1 Salmo 108
Cántico. Salmo de David.
Mi corazón está confiado en ti, oh Dios;
¡con razón puedo cantar tus alabanzas con toda el alma!
2 ¡Despiértense, lira y arpa!
Con mi canto despertaré al amanecer.
3 Te daré gracias, Señor
, en medio de toda la gente;
cantaré tus alabanzas entre las naciones.
4 Pues tu amor inagotable es más alto que los cielos;
tu fidelidad alcanza las nubes.
5 Exaltado seas, oh Dios, por encima de los cielos más altos.
Que tu gloria brille sobre toda la tierra.
6 Rescata ahora a tu pueblo amado;
respóndenos y sálvanos con tu poder.
7 Por su santidad,
Dios ha prometido:
«Dividiré a Siquem con alegría
y mediré el valle de Sucot.
8 Galaad es mío,
y también Manasés.
Efraín, mi casco, producirá mis guerreros,
y Judá, mi cetro, producirá mis reyes.
9 Pero Moab, mi lavamanos, se convertirá en mi siervo,
y sobre Edom limpiaré mis pies,
y gritaré triunfante sobre Filistea».
10 ¿Quién me llevará a la ciudad fortificada?

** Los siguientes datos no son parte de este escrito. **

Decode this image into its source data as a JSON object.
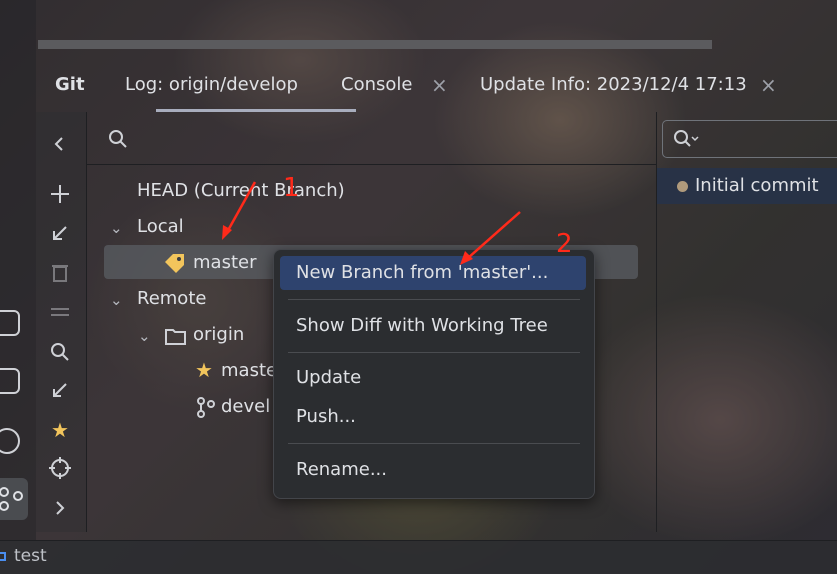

¿Quién me dará la victoria sobre Edom?
11 ¿Nos has rechazado, oh Dios?
¿Ya no marcharás junto a nuestros ejércitos?
12 Por favor, ayúdanos contra nuestros enemigos,
porque toda la ayuda humana es inútil.
13 Con la ayuda de Dios, haremos cosas poderosas,
pues él pisoteará a nuestros enemigos.